Vu la procédure suivante :
Procédure contentieuse antérieure :
M. et Mme E...ont demandé au tribunal administratif de Rennes de condamner la commune d'Arradon à leur verser une somme de 500 000 euros en réparation des préjudices que leur ont causé les irrégularités entachant le protocole transactionnel conclu le 24 mai 2012 avec la commune.
Par un jugement n° 1500789 du 27 octobre 2017, le tribunal administratif de Rennes a rejeté leur demande.
Procédure devant la cour :
Par une requête et un mémoire, enregistrés le 21 décembre 2017 et le 30 janvier 2018, M. et Mme E..., représentés par MeC..., demandent à la cour :
1°) d'annuler ce jugement du 27 octobre 2017 ;
2°) de condamner la commune d'Arradon à leur verser la somme de 500 000 euros en réparation des préjudices que leur ont causé les irrégularités entachant le protocole transactionnel conclu du 24 mai 2012 ;
3°) de mettre à la charge de la commune une somme de 3 000 euros en application de l'article L. 761-1 du code de justice administrative.
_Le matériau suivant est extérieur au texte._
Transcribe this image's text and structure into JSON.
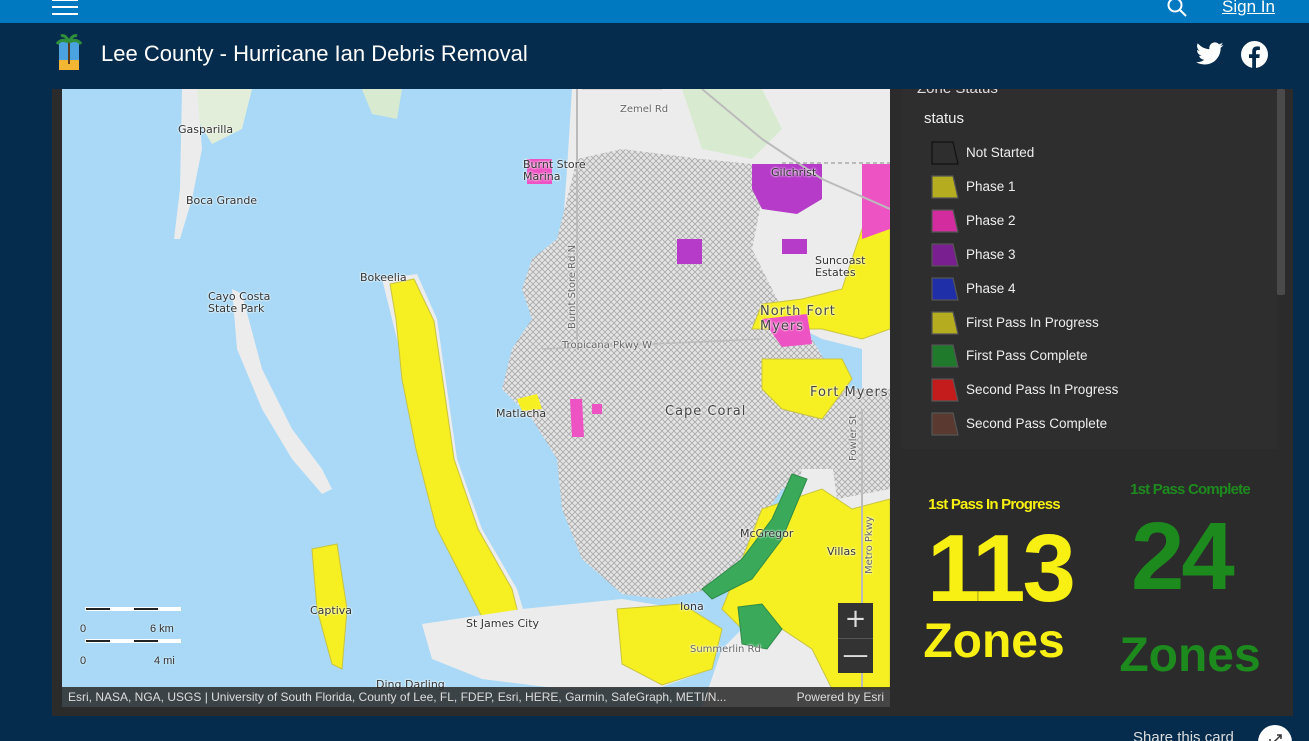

M. et Mme E...soutiennent que :
- le tribunal administratif s'est mépris dans sa qualification juridique des faits de l'espèce ;
- il n'était pas possible au vu du projet d'aménagement du secteur de Pratmer de présumer que la voie de desserte principale du projet serait une voie privée non ouverte à la circulation publique ;
- le règlement de la zone UC du plan d'occupation des sols impose dans le cadre de lotissements et groupes d'habitations présentées dans le cadre d'un schéma directeur que ce schéma directeur assure le désenclavement du reliquat des terrains ne faisant pas partie du schéma directeur ;
- la rue Berthe et Suzanne créée dans le cadre du lotissement Parc Goah Hery devait permettre le désenclavement de leurs terrains ;
- le but qu'ils poursuivaient au travers du protocole transactionnel était précisément d'obtenir ce désenclavement ;
- la commune ne les a pas informés à dessein de ce que l'éloignement du transformateur électrique qu'ils réclamaient impliquait une extension du réseau électrique qui serait à leur charge s'ils voulaient faire aboutir leur propre projet de promotion immobilière ;
- la commune les a pas informés de ce que seule l'AFUL de Pratmer pouvait les autoriser à emprunter la rue Berthe et Suzanne ;
- la commune a manqué à ses obligations de bonne foi et de loyauté et a eu une attitude dolosive à leur égard ;
- la commune a commis une faute de nature à engager sa responsabilité ;
- l'accord signé le 24 mai 2012 est un protocole transactionnel au sens de l'article 2044 du code civil dès lors qu'il comporte des concessions réciproques ;
- la commune a commis une autre faute dès lors que le maire a signé ce protocole sans y avoir été préalablement autorisé par son conseil municipal et sans le transmettre ensuite au contrôle de légalité ;
- la possibilité d'utiliser la rue Berthe et Suzanne nécessiterait le paiement à l'AFUL d'une indemnité de 180 000 euros ;
- il est admis par la jurisprudence la possibilité de préciser devant le juge d'appel les conséquences dommageables résultant d'une faute de l'administration et d'invoquer de nouveaux chefs de préjudice dès lors qu'ils se rattachent au même fait générateur que celui qui a été invoqué en première instance ;
- ce sont les concessions obtenues du maire de la commune qui sont à la base de l'échec de la vente projetée de leurs terrains à la société Bouygues Immobilier, l'éloignement du transformateur nécessitant une extension du réseau électrique génératrice d'un coût supplémentaire et le retrait de leur recours aboutissant à un défaut d'accès à la voie de desserte constituée par la rue Berthe et Suzanne, sauf à verser une indemnité à l'AFUL ;
- l'échec du projet Bouygues Immobilier est à l'origine d'un manque à gagner dès lors que le produit de la vente leur aurait permis de placer la somme correspondante et d'obtenir des intérêts, dont le montant peut être estimé à 151 694,02 euros, dont ils sont fondés à réclamer 60 % de ce montant, soit 91 016,41 euros ;
-ils sont également fondés à réclamer 60 % du manque à gagner sur la valeur de leurs terrains, qui ne peuvent plus accueillir d'opération de promotion immobilière, soit 228 000 euros ;
- ils ont également été privés de la possibilité de récupérer le produit de la vente de l'agence immobilière qui avait été négociée avec Bouygues Immobilier, soit 176 610 euros ;
- ils ont été victimes d'un préjudice moral qui s'élève à 5 000 euros ;
- ces différents chefs de préjudice peuvent être arrondis à hauteur de 500 000 euros.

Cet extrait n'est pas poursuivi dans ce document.